The University of Maryland received and complied with two grand jury subpoenas in the federal investigation of corruption in college basketball, the school announced Friday.
The subpoenas, provided by Maryland along with a statement, requested records regarding an unnamed former student-athlete and former Maryland target Silvio De Sousa, who instead went to Kansas.
“The University complied with the subpoenas by providing responsive records,” the school said in a statement. “None of the responsive records shows evidence of any violations of applicable laws or NCAA bylaws by University coaches, staff or players.”
The first subpoena, dated March 15, requested records related to a former student-athlete whose name has been redacted, former sports agent Christian Dawkins and Maryland assistant coach Bino Ranson.
In February, Yahoo Sports reported that former Maryland center Diamond Stone received a $14,303 loan from the ASM Sports agency, where Dawkins was an employee at the time, during Stone’s one season at Maryland. The report came from expense reports acquired by federal investigators and then obtained by Yahoo.
“I was disappointed that a former player was acknowledged in this report,” coach Mark Turgeon said Feb. 24. “I’ve always prided myself on doing things the right way and I have my whole career. I have absolutely zero relationship with that agent or agency. I wouldn’t know him if he walked into the room today.”
The subpoena asks for “any documents, including communications” from any Maryland “employee, officer, principal or board member” about the former student-athlete, his family or a representative of his family receiving “improper payments or benefits.” It also requested any communication between Dawkins and any current or former Maryland employee, or any other documents related to Dawkins.
The subpoena incorrectly refers to Ranson as a “former employee” and requests his personnel file, contract and any investigative file the school created about him regarding potential NCAA or contract violations.
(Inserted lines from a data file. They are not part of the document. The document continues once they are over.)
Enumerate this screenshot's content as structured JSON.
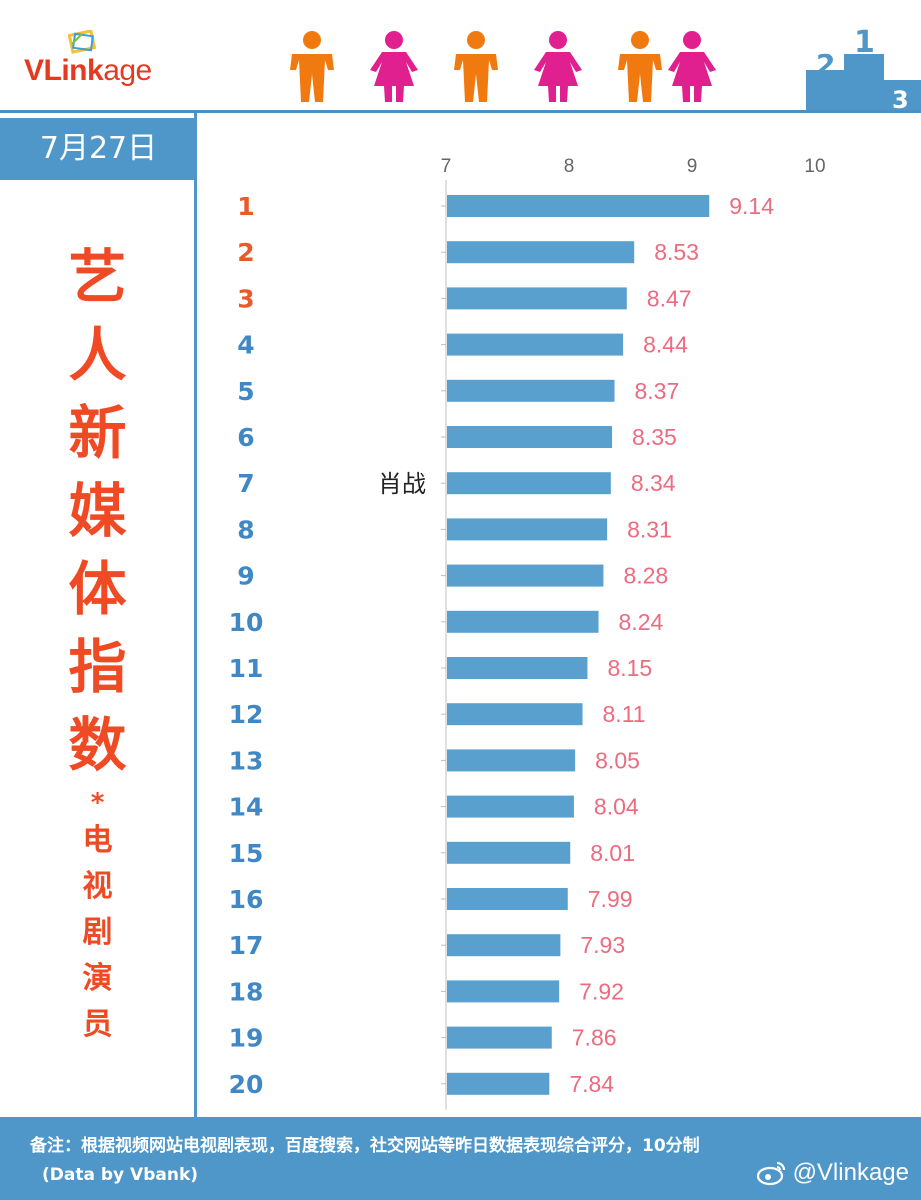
{
  "header": {
    "logo_bold": "VLink",
    "logo_rest": "age"
  },
  "date": "7月27日",
  "title": {
    "main": [
      "艺",
      "人",
      "新",
      "媒",
      "体",
      "指",
      "数"
    ],
    "star": "*",
    "sub": [
      "电",
      "视",
      "剧",
      "演",
      "员"
    ]
  },
  "colors": {
    "accent_blue": "#4f97c9",
    "bar_blue": "#5aa0cf",
    "title_red": "#ef4a23",
    "rank_top": "#e85a2a",
    "rank_other": "#3f88c5",
    "value_pink": "#ec6b7f"
  },
  "chart_data": {
    "type": "bar",
    "orientation": "horizontal",
    "x_ticks": [
      7,
      8,
      9,
      10
    ],
    "xlim": [
      7,
      10
    ],
    "ranks": [
      "1",
      "2",
      "3",
      "4",
      "5",
      "6",
      "7",
      "8",
      "9",
      "10",
      "11",
      "12",
      "13",
      "14",
      "15",
      "16",
      "17",
      "18",
      "19",
      "20"
    ],
    "labels": [
      "",
      "",
      "",
      "",
      "",
      "",
      "肖战",
      "",
      "",
      "",
      "",
      "",
      "",
      "",
      "",
      "",
      "",
      "",
      "",
      ""
    ],
    "values": [
      9.14,
      8.53,
      8.47,
      8.44,
      8.37,
      8.35,
      8.34,
      8.31,
      8.28,
      8.24,
      8.15,
      8.11,
      8.05,
      8.04,
      8.01,
      7.99,
      7.93,
      7.92,
      7.86,
      7.84
    ],
    "value_labels": [
      "9.14",
      "8.53",
      "8.47",
      "8.44",
      "8.37",
      "8.35",
      "8.34",
      "8.31",
      "8.28",
      "8.24",
      "8.15",
      "8.11",
      "8.05",
      "8.04",
      "8.01",
      "7.99",
      "7.93",
      "7.92",
      "7.86",
      "7.84"
    ],
    "top_ranks_highlighted": 3
  },
  "footer": {
    "note": "备注：根据视频网站电视剧表现，百度搜索，社交网站等昨日数据表现综合评分，10分制",
    "data_by": "(Data by Vbank)",
    "handle": "@Vlinkage"
  }
}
The second subpoena, dated June 21 but received by the school June 29, according to its statement, requests documents related to the “recruitment, eligibility and/or amateur status” of De Sousa.
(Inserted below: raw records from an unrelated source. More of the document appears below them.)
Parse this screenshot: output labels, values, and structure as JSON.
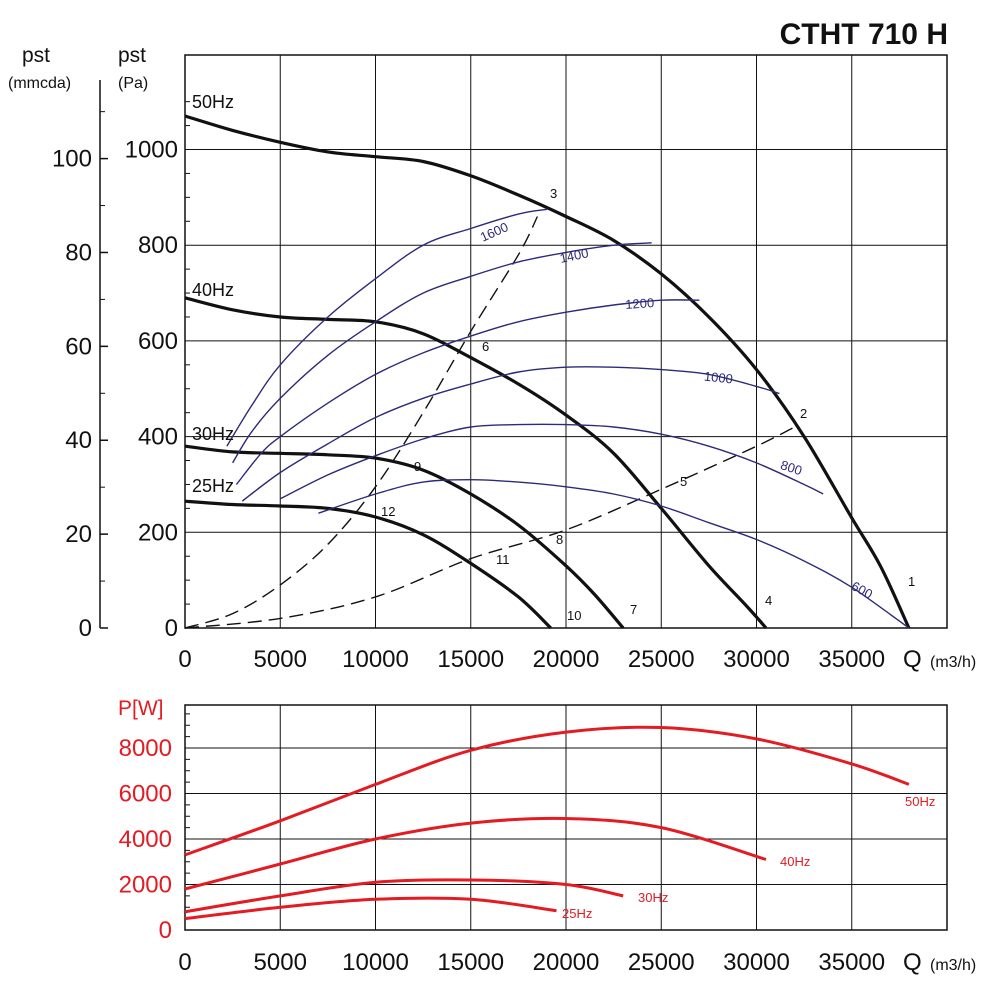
{
  "title": "CTHT 710 H",
  "chart_data": [
    {
      "type": "line",
      "name_axis_left_outer": "pst",
      "unit_axis_left_outer": "(mmcda)",
      "name_axis_left_inner": "pst",
      "unit_axis_left_inner": "(Pa)",
      "xlabel": "Q",
      "xunit": "(m3/h)",
      "xlim": [
        0,
        40000
      ],
      "ylim_pa": [
        0,
        1150
      ],
      "x_ticks": [
        "0",
        "5000",
        "10000",
        "15000",
        "20000",
        "25000",
        "30000",
        "35000"
      ],
      "y_ticks_pa": [
        "0",
        "200",
        "400",
        "600",
        "800",
        "1000"
      ],
      "y_ticks_mm": [
        "0",
        "20",
        "40",
        "60",
        "80",
        "100"
      ],
      "grid": true,
      "series": [
        {
          "name": "50Hz",
          "color": "#111111",
          "kind": "fan",
          "x": [
            0,
            2500,
            5000,
            7500,
            10000,
            12500,
            15000,
            17500,
            20000,
            22500,
            25000,
            27500,
            30000,
            32500,
            35000,
            36500,
            38000
          ],
          "y": [
            1070,
            1040,
            1015,
            995,
            985,
            975,
            945,
            905,
            860,
            810,
            740,
            650,
            540,
            400,
            230,
            130,
            0
          ]
        },
        {
          "name": "40Hz",
          "color": "#111111",
          "kind": "fan",
          "x": [
            0,
            2500,
            5000,
            7500,
            10000,
            12500,
            15000,
            17500,
            20000,
            22500,
            25000,
            27500,
            29500,
            30500
          ],
          "y": [
            690,
            665,
            650,
            645,
            640,
            615,
            565,
            510,
            445,
            365,
            250,
            130,
            45,
            0
          ]
        },
        {
          "name": "30Hz",
          "color": "#111111",
          "kind": "fan",
          "x": [
            0,
            2500,
            5000,
            7500,
            10000,
            12500,
            15000,
            17500,
            20000,
            21500,
            23000
          ],
          "y": [
            380,
            368,
            365,
            362,
            355,
            330,
            280,
            215,
            130,
            70,
            0
          ]
        },
        {
          "name": "25Hz",
          "color": "#111111",
          "kind": "fan",
          "x": [
            0,
            2500,
            5000,
            7500,
            10000,
            12500,
            15000,
            17500,
            19200
          ],
          "y": [
            265,
            258,
            255,
            250,
            232,
            195,
            135,
            65,
            0
          ]
        },
        {
          "name": "",
          "color": "#111111",
          "kind": "system-dashed",
          "x": [
            0,
            5000,
            10000,
            15000,
            20000,
            25000,
            30000,
            32000
          ],
          "y": [
            0,
            20,
            65,
            145,
            205,
            290,
            380,
            420
          ]
        },
        {
          "name": "",
          "color": "#111111",
          "kind": "system-dashed",
          "x": [
            0,
            2500,
            5000,
            7500,
            10000,
            12500,
            15000,
            17500,
            18500
          ],
          "y": [
            0,
            30,
            90,
            175,
            295,
            450,
            620,
            780,
            860
          ]
        },
        {
          "name": "1600",
          "color": "#2b2b7a",
          "kind": "rpm",
          "x": [
            2200,
            3500,
            5000,
            7500,
            10000,
            12500,
            15000,
            17500,
            19000
          ],
          "y": [
            380,
            465,
            550,
            650,
            730,
            800,
            835,
            865,
            875
          ]
        },
        {
          "name": "1400",
          "color": "#2b2b7a",
          "kind": "rpm",
          "x": [
            2500,
            3500,
            5000,
            7500,
            10000,
            12500,
            15000,
            17500,
            20000,
            22500,
            24500
          ],
          "y": [
            345,
            410,
            480,
            570,
            640,
            700,
            735,
            765,
            785,
            800,
            805
          ]
        },
        {
          "name": "1200",
          "color": "#2b2b7a",
          "kind": "rpm",
          "x": [
            2700,
            4000,
            5000,
            7500,
            10000,
            12500,
            15000,
            17500,
            20000,
            22500,
            25000,
            27000
          ],
          "y": [
            300,
            365,
            400,
            470,
            530,
            575,
            610,
            640,
            660,
            675,
            685,
            685
          ]
        },
        {
          "name": "1000",
          "color": "#2b2b7a",
          "kind": "rpm",
          "x": [
            3000,
            5000,
            7500,
            10000,
            12500,
            15000,
            17500,
            20000,
            22500,
            25000,
            27500,
            30000,
            31200
          ],
          "y": [
            265,
            325,
            385,
            440,
            480,
            510,
            535,
            545,
            545,
            540,
            530,
            505,
            490
          ]
        },
        {
          "name": "800",
          "color": "#2b2b7a",
          "kind": "rpm",
          "x": [
            5000,
            7500,
            10000,
            12500,
            15000,
            17500,
            20000,
            22500,
            25000,
            27500,
            30000,
            32500,
            33500
          ],
          "y": [
            270,
            320,
            360,
            395,
            420,
            425,
            425,
            420,
            405,
            380,
            345,
            300,
            280
          ]
        },
        {
          "name": "600",
          "color": "#2b2b7a",
          "kind": "rpm",
          "x": [
            7000,
            10000,
            12500,
            15000,
            17500,
            20000,
            22500,
            25000,
            27500,
            30000,
            32500,
            35000,
            38000
          ],
          "y": [
            240,
            280,
            305,
            310,
            305,
            295,
            280,
            255,
            220,
            185,
            140,
            85,
            0
          ]
        }
      ],
      "curve_labels": [
        "50Hz",
        "40Hz",
        "30Hz",
        "25Hz"
      ],
      "point_labels": [
        "1",
        "2",
        "3",
        "4",
        "5",
        "6",
        "7",
        "8",
        "9",
        "10",
        "11",
        "12"
      ],
      "rpm_labels": [
        "1600",
        "1400",
        "1200",
        "1000",
        "800",
        "600"
      ]
    },
    {
      "type": "line",
      "ylabel": "P[W]",
      "xlabel": "Q",
      "xunit": "(m3/h)",
      "xlim": [
        0,
        40000
      ],
      "ylim": [
        0,
        10000
      ],
      "x_ticks": [
        "0",
        "5000",
        "10000",
        "15000",
        "20000",
        "25000",
        "30000",
        "35000"
      ],
      "y_ticks": [
        "0",
        "2000",
        "4000",
        "6000",
        "8000"
      ],
      "grid": true,
      "series": [
        {
          "name": "50Hz",
          "color": "#e31b23",
          "x": [
            0,
            5000,
            10000,
            15000,
            20000,
            25000,
            30000,
            35000,
            38000
          ],
          "y": [
            3300,
            4800,
            6400,
            7900,
            8700,
            8900,
            8400,
            7300,
            6400
          ]
        },
        {
          "name": "40Hz",
          "color": "#e31b23",
          "x": [
            0,
            5000,
            10000,
            15000,
            20000,
            25000,
            30500
          ],
          "y": [
            1800,
            2900,
            4000,
            4700,
            4900,
            4500,
            3100
          ]
        },
        {
          "name": "30Hz",
          "color": "#e31b23",
          "x": [
            0,
            5000,
            10000,
            15000,
            20000,
            23000
          ],
          "y": [
            800,
            1500,
            2100,
            2200,
            2000,
            1500
          ]
        },
        {
          "name": "25Hz",
          "color": "#e31b23",
          "x": [
            0,
            5000,
            10000,
            15000,
            19500
          ],
          "y": [
            500,
            1000,
            1350,
            1350,
            850
          ]
        }
      ]
    }
  ]
}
In April, a timeline presented by federal prosecutors in an indictment first hinted De Sousa, a five-star recruit who just completed his freshman season at Kansas, may have received payment to attend Maryland.
At the time, Maryland declined to comment.
Around August of last year — the month De Sousa committed to Kansas — De Sousa’s legal guardian requested payment from an Adidas executive, prosecutors said. The guardian had previously received payment for De Sousa to attend another school sponsored by a different athletic company, and sought to repay it.
Maryland, an Under Armour school, was viewed as the most likely destination for De Sousa. Every prediction on recruiting site 247Sports picked College Park as De Sousa’s future home, and the Baltimore Sun described De Sousa’s commitment to Kansas as a surprise.
In both cases, by complying with the subpoenas, Maryland avoided having to appear in front of a grand jury.
Maryland joins a growing list of programs in the scope of a federal investigation into college basketball that first became public last fall, when the FBI announced the arrest of several assistant men’s basketball coaches on corruption charges for allegedly accepting payment to persuade players to sign with certain shoe companies or agencies.
Those initial allegations also led to Louisville firing head coach Rick Pitino.
In the months since, coaches or players at Arizona, Kansas, USC, North Carolina State, Miami, Auburn and Oklahoma State have all been identified by the FBI as having potentially accepted improper payments. According to CBS Sports, the NCAA’s investigation will not begin until the FBI’s is completed.
In response to the investigation, the NCAA created an independent Commission on College Basketball, led by former Secretary of State Condoleezza Rice. The commission presented its findings to the NCAA in April, after seven months of review. Its suggestions to help rid the sport of corruption include eliminating the one-and-done, allowing players to have more contact with agents and working more closely with apparel companies.